Some authors agree that structure coefficients can be used to interpret the real "meaning" of the discriminating function. The explanations given by these authors are that: (1) - the structure of the coefficients is probably more stable and (2) - they allow to interpret the factors (discriminating functions) in the same way as in factor analysis. However, subsequent studies using the Monte Carlo method (Barsikowski and Stevens (1975); Huberty (1975)) have shown that the coefficients of the discriminant functions and the structure coefficients are almost equally unstable until the sample size is large enough ( for example, if the number of observations is 20 times the number of variables).
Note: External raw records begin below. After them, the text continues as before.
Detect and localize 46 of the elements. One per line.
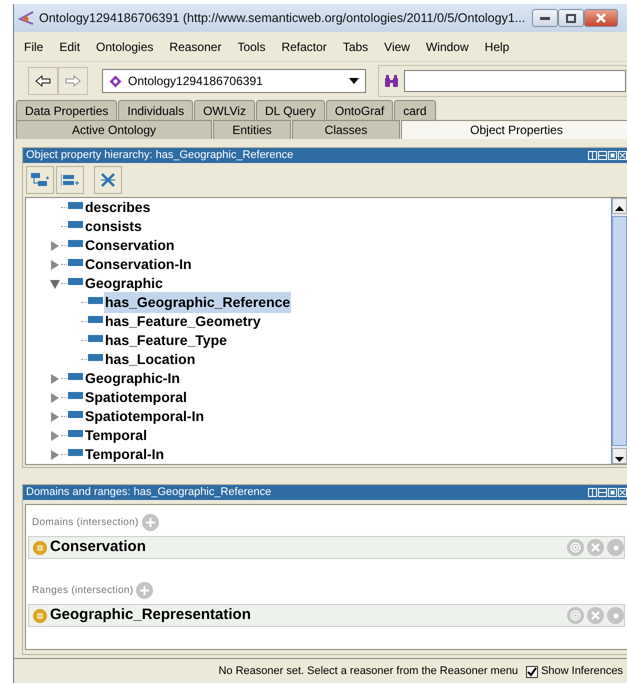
tree-item[interactable]: has_Location <box>104 349 196 370</box>
tree-item[interactable]: consists <box>84 216 143 237</box>
tab[interactable]: DL Query <box>256 100 325 120</box>
tab[interactable]: OWLViz <box>194 100 255 120</box>
panel-title: Domains and ranges: has_Geographic_Reference <box>26 485 272 500</box>
tree-item[interactable]: Temporal-In <box>84 444 166 464</box>
menu-item[interactable]: Tabs <box>334 38 376 56</box>
section-label: Domains (intersection) <box>32 516 139 530</box>
menu-item[interactable]: Ontologies <box>88 38 162 56</box>
entry-row[interactable]: Conservation <box>28 536 625 559</box>
menu-item[interactable]: Help <box>476 38 518 56</box>
menu-item[interactable]: Window <box>418 38 477 56</box>
tree-item[interactable]: has_Feature_Geometry <box>104 311 262 332</box>
tree-item[interactable]: Conservation <box>84 235 176 256</box>
menu-item[interactable]: Refactor <box>273 38 335 56</box>
tree-item[interactable]: Temporal <box>84 425 148 446</box>
menu-item[interactable]: File <box>16 38 52 56</box>
menu-item[interactable]: View <box>376 38 418 56</box>
entry-row[interactable]: Geographic_Representation <box>28 604 625 627</box>
checkbox-label: Show Inferences <box>541 664 623 680</box>
tab[interactable]: Individuals <box>118 100 194 120</box>
tree-item[interactable]: describes <box>84 198 152 218</box>
tree-item[interactable]: has_Feature_Type <box>104 330 228 351</box>
tree-item[interactable]: Spatiotemporal <box>84 387 188 408</box>
status-message: No Reasoner set. Select a reasoner from the Reasoner menu <box>218 664 518 680</box>
tab[interactable]: OntoGraf <box>326 100 394 120</box>
tab[interactable]: Active Ontology <box>16 120 212 139</box>
menu-item[interactable]: Tools <box>229 38 274 56</box>
window-title: Ontology1294186706391 (http://www.semanticweb.org/ontologies/2011/0/5/Ontology1... <box>39 10 526 27</box>
ontology-dropdown[interactable]: Ontology1294186706391 <box>102 69 366 93</box>
tree-item[interactable]: Geographic <box>84 273 164 294</box>
tree-item[interactable]: Spatiotemporal-In <box>84 406 206 427</box>
tab[interactable]: Data Properties <box>16 100 118 120</box>
class-name: Geographic_Representation <box>50 605 252 626</box>
tree-item[interactable]: Conservation-In <box>84 254 193 275</box>
section-label: Ranges (intersection) <box>32 584 134 598</box>
tree-item[interactable]: Geographic-In <box>84 368 181 389</box>
panel-title: Object property hierarchy: has_Geographic_Reference <box>26 148 294 164</box>
tab[interactable]: card <box>394 100 436 120</box>
menu-item[interactable]: Edit <box>51 38 88 56</box>
class-name: Conservation <box>50 537 147 558</box>
tab[interactable]: Classes <box>292 120 400 139</box>
tab[interactable]: Entities <box>213 120 291 139</box>
tree-item[interactable]: has_Geographic_Reference <box>104 292 292 313</box>
menu-item[interactable]: Reasoner <box>161 38 230 56</box>
tab[interactable]: Object Properties <box>401 120 627 139</box>
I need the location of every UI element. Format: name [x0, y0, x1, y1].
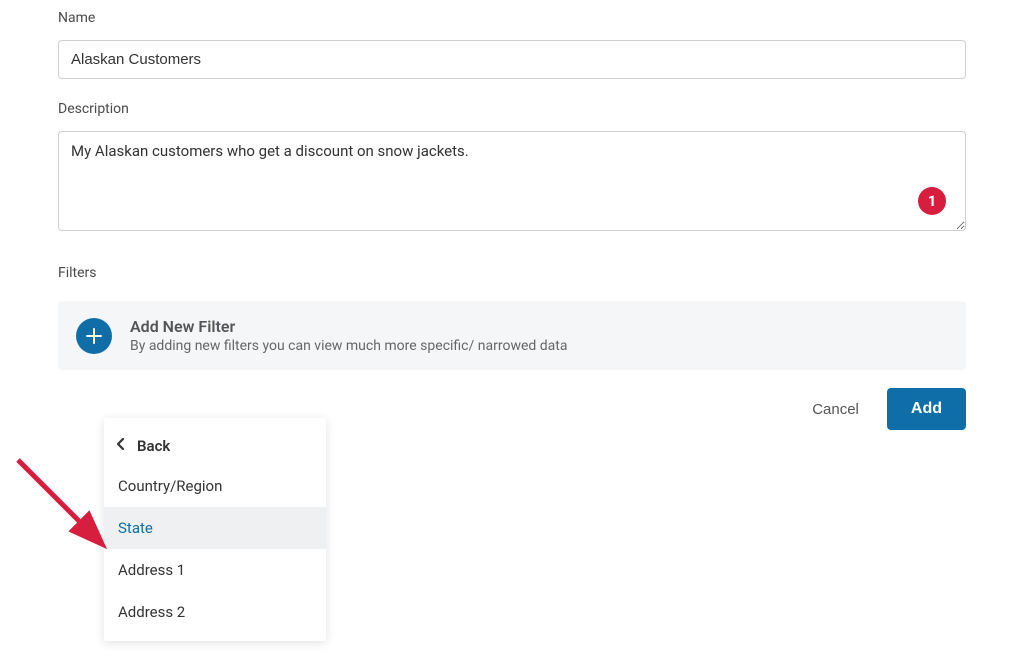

It is important to remember that the coefficients of the discriminant function reflect the unique (partial) contribution of each variable to the individual discriminant function, while the structural coefficients reflect the simple correlation between variables and functions. If the discriminating function is to be given separate "meaningful" meanings (related to the interpretation of factors in factor analysis), then structural coefficients should be used (interpreted). If one wants to determine the contribution that each variable makes to the discriminant function, then the coefficients (weights) of the discriminant function are used.
The significance of the discriminant function. You can check the number of roots that add significantly to discrimination between populations. Only those that are considered statistically significant can be used for interpretation. The rest of the functions (roots) should be ignored.
The bottom line. So, when interpreting the discriminant function for several populations and several variables, they first want to check the significance of various functions and then use only significant functions. Then, for each significant function, you must consider the standardized beta coefficients for each variable. The larger the standardized beta coefficient, the larger is the relative intrinsic contribution of the variable to the discrimination performed by the corresponding discriminant function. In order to obtain individual "meaningful" values of the discriminating functions, one can also investigate the factor structure matrix with correlations between the variables and the discriminating function. Finally, you must look at the means for the significant discriminating functions in order to determine which functions discriminate between which populations.
In general, Discriminant Analysis is a very useful tool (1) - for finding variables that allow the observed objects to be assigned to one or more actually observed groups, (2) - for classifying observations into different groups.
Здравствуйте Сергей Викторович! Мы заочно с Вами знакомы и я буду рада, если сложится сотрудничество в плане обмена - Вы нам жужелиц вашего региона, а от нас обработка и совместные публикации.
Насчет дискриминантного. Очень хороший анализ, когда надо оценить различия между двумя выборками по комплексу признаков. Мы используем его уже лет 20.
I read your answer with great interest and care. Thank you so much for your time and responsiveness. However, as you mentioned, the discriminatory analysis is similar to the ANOVA and regression analysis. My question begins at this point. What different? In other words, how is the hypothesis sentence of discriminatory analysis?
I agree with what Yousif Yaqoob Yousif said. Therefore, it is important what the difference is clearly from the variance analysis and why it is preferred.
Discriminant analysis is a statistical technique used to classify observations into non-overlapping groups, based on scores on one or more quantitative predictor variables. For example, a doctor could perform a discriminant analysis to identify patients at high or low risk for stroke.